I cut tons of urethane & aluminum. But I have a question. We are looking at a very large production job machining cast iron wheel blanks. I have cut it maybe once or twice here. We are looking at thousands of castings for wheels and some have thru bores for sleeve bearings and some have stepped I.D. for sealed bearings. I think we will need to hold +/-.0005 on the bores. Diameters will range from about 4 inches by 2 inches wide to 14 inch diameter 6 inches wide. The bearing bores are around 1.5 diameter we will be machining. How is this stuff on tool life? Is coolant needed? We need to paint them after and no coolant will help with the painting.
Cast iron parts are a good opportunity because a lot of shops don't want to touch it. That's how you make money - doing the stuff that nobody else wants to do, as long as you quote appropriately.
You mentioned cutting a lot of aluminum and plastics. How much steel have you machined in the past? It's close enough to 1018 or annealed 4140 that you can use steel cutting parameters as a starting point. Cut dry and use steel-specific cutting tools for facing, profiling, etc. Stay away from iron-specific inserts in the beginning, because IME they're designed for high production environments and are more brittle than steel cutting inserts. We machine cast iron daily and no longer use any iron-specific tooling.

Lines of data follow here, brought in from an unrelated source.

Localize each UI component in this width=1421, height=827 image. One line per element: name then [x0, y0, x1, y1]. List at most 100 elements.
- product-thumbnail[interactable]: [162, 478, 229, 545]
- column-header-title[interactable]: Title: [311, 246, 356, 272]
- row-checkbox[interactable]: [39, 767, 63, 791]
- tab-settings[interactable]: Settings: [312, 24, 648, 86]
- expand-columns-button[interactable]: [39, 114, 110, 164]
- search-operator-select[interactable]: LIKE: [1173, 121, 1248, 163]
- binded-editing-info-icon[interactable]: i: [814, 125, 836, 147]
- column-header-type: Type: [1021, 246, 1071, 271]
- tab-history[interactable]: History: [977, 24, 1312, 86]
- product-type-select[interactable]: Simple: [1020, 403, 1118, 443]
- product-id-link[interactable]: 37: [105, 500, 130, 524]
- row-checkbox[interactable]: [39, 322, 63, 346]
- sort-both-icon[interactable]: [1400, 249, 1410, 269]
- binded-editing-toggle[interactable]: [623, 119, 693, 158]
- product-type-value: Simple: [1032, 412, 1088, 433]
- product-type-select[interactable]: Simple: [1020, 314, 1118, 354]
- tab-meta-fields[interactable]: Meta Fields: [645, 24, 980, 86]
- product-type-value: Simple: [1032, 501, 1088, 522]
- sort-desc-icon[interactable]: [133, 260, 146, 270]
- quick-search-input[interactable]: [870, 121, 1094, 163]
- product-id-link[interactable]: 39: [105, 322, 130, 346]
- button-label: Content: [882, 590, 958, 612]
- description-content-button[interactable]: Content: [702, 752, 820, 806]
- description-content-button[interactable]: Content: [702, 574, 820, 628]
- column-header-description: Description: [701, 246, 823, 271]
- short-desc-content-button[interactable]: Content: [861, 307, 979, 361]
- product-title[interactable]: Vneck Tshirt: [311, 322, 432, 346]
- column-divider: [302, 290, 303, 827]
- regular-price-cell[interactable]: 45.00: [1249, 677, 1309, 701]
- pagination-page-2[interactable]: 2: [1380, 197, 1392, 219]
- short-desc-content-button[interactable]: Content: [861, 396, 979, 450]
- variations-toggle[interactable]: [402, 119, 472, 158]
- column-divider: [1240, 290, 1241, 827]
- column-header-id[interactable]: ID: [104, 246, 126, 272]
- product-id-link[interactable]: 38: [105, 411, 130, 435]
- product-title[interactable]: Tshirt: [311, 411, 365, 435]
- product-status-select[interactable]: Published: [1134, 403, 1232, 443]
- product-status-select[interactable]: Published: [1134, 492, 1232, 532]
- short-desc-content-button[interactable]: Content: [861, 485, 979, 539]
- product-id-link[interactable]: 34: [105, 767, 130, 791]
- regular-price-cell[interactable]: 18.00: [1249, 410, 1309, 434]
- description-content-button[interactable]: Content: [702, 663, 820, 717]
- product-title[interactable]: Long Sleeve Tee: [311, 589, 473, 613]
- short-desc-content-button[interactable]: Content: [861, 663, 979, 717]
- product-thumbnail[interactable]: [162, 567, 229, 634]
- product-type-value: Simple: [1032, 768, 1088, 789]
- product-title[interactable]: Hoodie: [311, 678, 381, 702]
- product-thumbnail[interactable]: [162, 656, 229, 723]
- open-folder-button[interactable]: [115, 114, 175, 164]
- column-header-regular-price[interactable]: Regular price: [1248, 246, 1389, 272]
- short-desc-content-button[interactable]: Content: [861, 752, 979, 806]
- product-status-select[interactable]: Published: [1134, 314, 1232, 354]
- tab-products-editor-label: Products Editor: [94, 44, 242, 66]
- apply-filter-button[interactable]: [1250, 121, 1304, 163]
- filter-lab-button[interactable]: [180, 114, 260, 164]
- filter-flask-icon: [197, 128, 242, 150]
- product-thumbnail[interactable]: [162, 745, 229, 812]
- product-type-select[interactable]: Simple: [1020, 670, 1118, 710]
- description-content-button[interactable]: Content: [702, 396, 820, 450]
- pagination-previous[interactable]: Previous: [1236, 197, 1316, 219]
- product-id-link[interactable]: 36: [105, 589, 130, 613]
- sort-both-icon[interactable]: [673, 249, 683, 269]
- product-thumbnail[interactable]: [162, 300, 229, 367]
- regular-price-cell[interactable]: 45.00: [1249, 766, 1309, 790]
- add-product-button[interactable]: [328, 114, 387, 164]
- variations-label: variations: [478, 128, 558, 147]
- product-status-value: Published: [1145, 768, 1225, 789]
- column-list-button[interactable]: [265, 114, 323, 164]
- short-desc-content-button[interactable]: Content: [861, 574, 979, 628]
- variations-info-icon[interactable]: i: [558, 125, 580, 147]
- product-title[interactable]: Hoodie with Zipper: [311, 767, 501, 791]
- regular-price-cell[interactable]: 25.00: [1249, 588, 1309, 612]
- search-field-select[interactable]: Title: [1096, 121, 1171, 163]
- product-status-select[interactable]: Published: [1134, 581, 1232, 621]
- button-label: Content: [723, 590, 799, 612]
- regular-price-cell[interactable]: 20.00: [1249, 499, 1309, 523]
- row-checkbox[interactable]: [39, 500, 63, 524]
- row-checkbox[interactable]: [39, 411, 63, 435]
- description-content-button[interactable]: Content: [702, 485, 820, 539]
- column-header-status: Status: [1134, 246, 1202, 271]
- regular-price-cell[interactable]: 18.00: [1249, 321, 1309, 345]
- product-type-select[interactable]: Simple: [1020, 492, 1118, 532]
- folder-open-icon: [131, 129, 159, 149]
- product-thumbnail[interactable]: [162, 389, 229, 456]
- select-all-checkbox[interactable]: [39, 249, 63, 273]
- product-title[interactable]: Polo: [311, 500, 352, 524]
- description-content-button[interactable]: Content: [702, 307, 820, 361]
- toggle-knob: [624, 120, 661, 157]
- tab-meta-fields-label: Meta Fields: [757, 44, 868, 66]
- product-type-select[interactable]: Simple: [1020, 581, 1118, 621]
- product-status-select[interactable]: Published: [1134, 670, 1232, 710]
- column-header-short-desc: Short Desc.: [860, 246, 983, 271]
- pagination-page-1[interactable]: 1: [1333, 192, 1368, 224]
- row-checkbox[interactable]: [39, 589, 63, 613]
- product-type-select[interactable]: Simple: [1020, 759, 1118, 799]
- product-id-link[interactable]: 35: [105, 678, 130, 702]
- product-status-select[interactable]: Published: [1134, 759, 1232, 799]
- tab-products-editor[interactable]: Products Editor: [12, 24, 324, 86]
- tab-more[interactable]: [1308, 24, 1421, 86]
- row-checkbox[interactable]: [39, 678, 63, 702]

Once your machines are making good parts, your attention will be directed toward dealing with the dust. Cast iron dust is no joke, as it will make your machine dirty in a heartbeat. While bulk material removal is done dry, we use coolant for all drilling, tapping, threadmilling, brush finishing, and washdown. No part comes out of our machines dry. The benefit of this is that parts are free of dust. The drawback is that all that dust ends up in the coolant. Most of our machines (DMG MORI) have drum-filter chip conveyors, which handles the dust very efficiently. The one machine we have that doesn't have a drum filter has flooding problems if we don't clean out the mesh filters every 1-2 months. This requires lifting up the entire conveyor with a chain hoist in order to get to the filters, which is as much of a PITA as it sounds.
Some dust gets through the filters and ends up at the bottom of the tank. Every few months, we drain each tank, scoop out the sediment, and then pump the coolant back in. Not a fun task, as it's very dirty and requires wearing a painter's suit, but at least we don't go home with the "coal miner" / "black boogers" problem.